The Antiviral Therapies Research Group, led by Dr Adi Idris, is interested in developing antiviral agent using RNA-based gene editing and silencing technologies, including:
RNA interference (RNAi)
CRISPR gene editing
Long antisense RNAs (asRNAs)
Our interest lies in generating these types of therapies against a range of viruses that causes disease in both humans and animals. Currently, we are focusing on targeting:
Respiratory viruses
Viruses that causes cancers
Veterinary viruses
Viral Disease the Antiviral Therapies Group work on:
Respiratory viruses
SARS-CoV-2
Respiratory syncytial virus (RSV)
Human metapneumovirus (hMPV)
Influenza A
Veterinary Viruses
Encephalomyocarditis virus (EMCV)
Pseudorabies virus (PRV)
Mammalian reovirus (MRV)
Oncogenic viruses
Human papillomavirus (HPV)
Epstein Barr virus (EBV)
Current focus at CIIC
Antivirals against respiratory viruses
There is a striking overall mortality burden of respiratory viral disease worldwide. A major issue with viral respiratory illness is that clinically it presents as a common set of symptoms and identification of the cause requires testing that delays treatment, if there is one. This results in increased morbidity and mortality as well as unnecessary hospitalisations. We propose to solve this issue by developing a self-administered universal antiviral nasal spray that treats the most common respiratory viruses at point-of-care, dispensing the need for hospital visits. As such we propose here to generate a novel molecular therapy that is specifically targeted to inhibit viral replication by gene silencing RNA interference (RNAi) technology to target multiple respiratory viruses in a single universal formulation, specifically SARS-CoV-2 , human metapneumovirus, influenza A and respiratory syncytial virus.

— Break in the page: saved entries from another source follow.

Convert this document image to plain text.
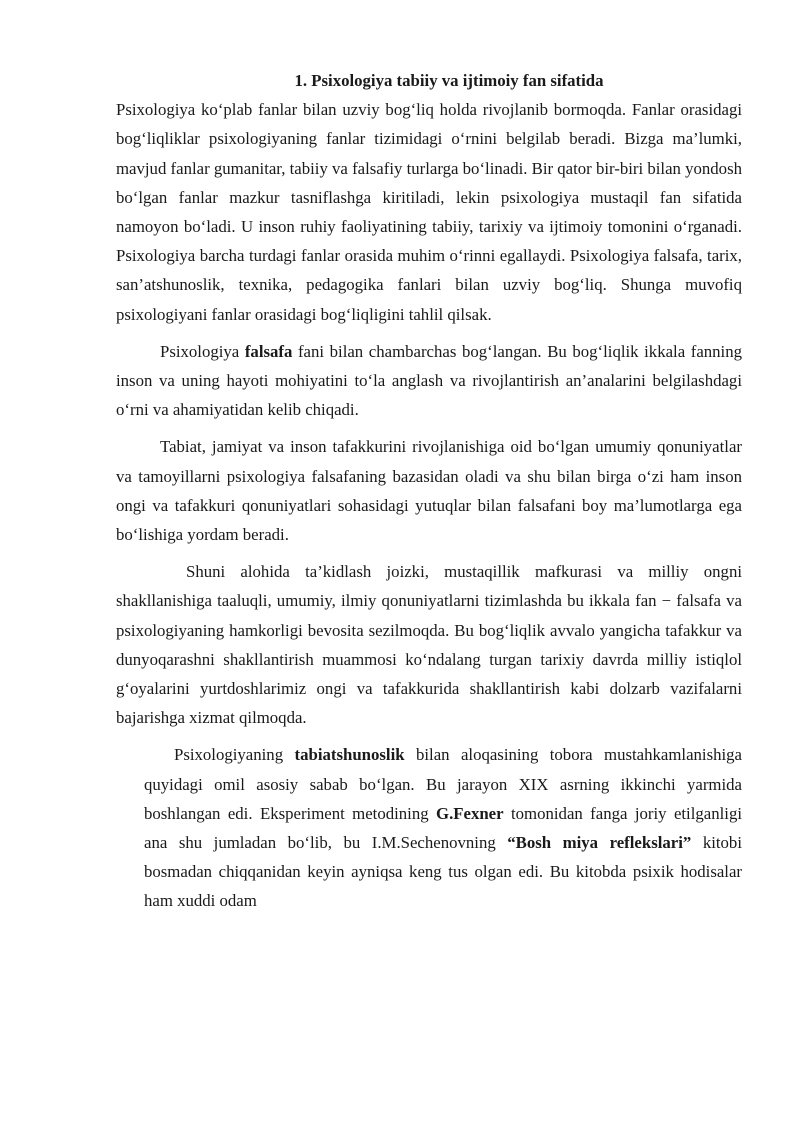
1. Psixologiya tabiiy va ijtimoiy fan sifatida

Psixologiya ko‘plab fanlar bilan uzviy bog‘liq holda rivojlanib bormoqda. Fanlar orasidagi bog‘liqliklar psixologiyaning fanlar tizimidagi o‘rnini belgilab beradi. Bizga ma’lumki, mavjud fanlar gumanitar, tabiiy va falsafiy turlarga bo‘linadi. Bir qator bir-biri bilan yondosh bo‘lgan fanlar mazkur tasniflashga kiritiladi, lekin psixologiya mustaqil fan sifatida namoyon bo‘ladi. U inson ruhiy faoliyatining tabiiy, tarixiy va ijtimoiy tomonini o‘rganadi. Psixologiya barcha turdagi fanlar orasida muhim o‘rinni egallaydi. Psixologiya falsafa, tarix, san’atshunoslik, texnika, pedagogika fanlari bilan uzviy bog‘liq. Shunga muvofiq psixologiyani fanlar orasidagi bog‘liqligini tahlil qilsak.

Psixologiya falsafa fani bilan chambarchas bog‘langan. Bu bog‘liqlik ikkala fanning inson va uning hayoti mohiyatini to‘la anglash va rivojlantirish an’analarini belgilashdagi o‘rni va ahamiyatidan kelib chiqadi.

Tabiat, jamiyat va inson tafakkurini rivojlanishiga oid bo‘lgan umumiy qonuniyatlar va tamoyillarni psixologiya falsafaning bazasidan oladi va shu bilan birga o‘zi ham inson ongi va tafakkuri qonuniyatlari sohasidagi yutuqlar bilan falsafani boy ma’lumotlarga ega bo‘lishiga yordam beradi.

Shuni alohida ta’kidlash joizki, mustaqillik mafkurasi va milliy ongni shakllanishiga taaluqli, umumiy, ilmiy qonuniyatlarni tizimlashda bu ikkala fan − falsafa va psixologiyaning hamkorligi bevosita sezilmoqda. Bu bog‘liqlik avvalo yangicha tafakkur va dunyoqarashni shakllantirish muammosi ko‘ndalang turgan tarixiy davrda milliy istiqlol g‘oyalarini yurtdoshlarimiz ongi va tafakkurida shakllantirish kabi dolzarb vazifalarni bajarishga xizmat qilmoqda.

Psixologiyaning tabiatshunoslik bilan aloqasining tobora mustahkamlanishiga quyidagi omil asosiy sabab bo‘lgan. Bu jarayon XIX asrning ikkinchi yarmida boshlangan edi. Eksperiment metodining G.Fexner tomonidan fanga joriy etilganligi ana shu jumladan bo‘lib, bu I.M.Sechenovning “Bosh miya reflekslari” kitobi bosmadan chiqqanidan keyin ayniqsa keng tus olgan edi. Bu kitobda psixik hodisalar ham xuddi odam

We will develop ultra-conserved chemically modified small-interfering RNAs (siRNAs) to ensure adaptability against newly emerging viral variants that can be delivered using various innovative nasal delivery approaches outlined in this application. As RNAi technology is modular and facile, our approach could be applied to any virus of concern in the future and can be deployed as a therapy to treat these viral infections using nasal delivery approaches that target both the nasal and respiratory epithelium suitable for outpatient use. The approach outlined in this application, if successful, will not only result in the ushering in of an entirely new cost-effective and rapidly deployable RNA platform technology and optimal intranasal delivery system, but also could deliver the first in class RNA drugs suitable for any new RNA respiratory viruses of concern. Importantly, an intranasal antiviral therapy that can ameliorate viral replication in the nasal cavity could effectively prevent aerosol spread of multiple respiratory viruses, hence curbing viral transmission.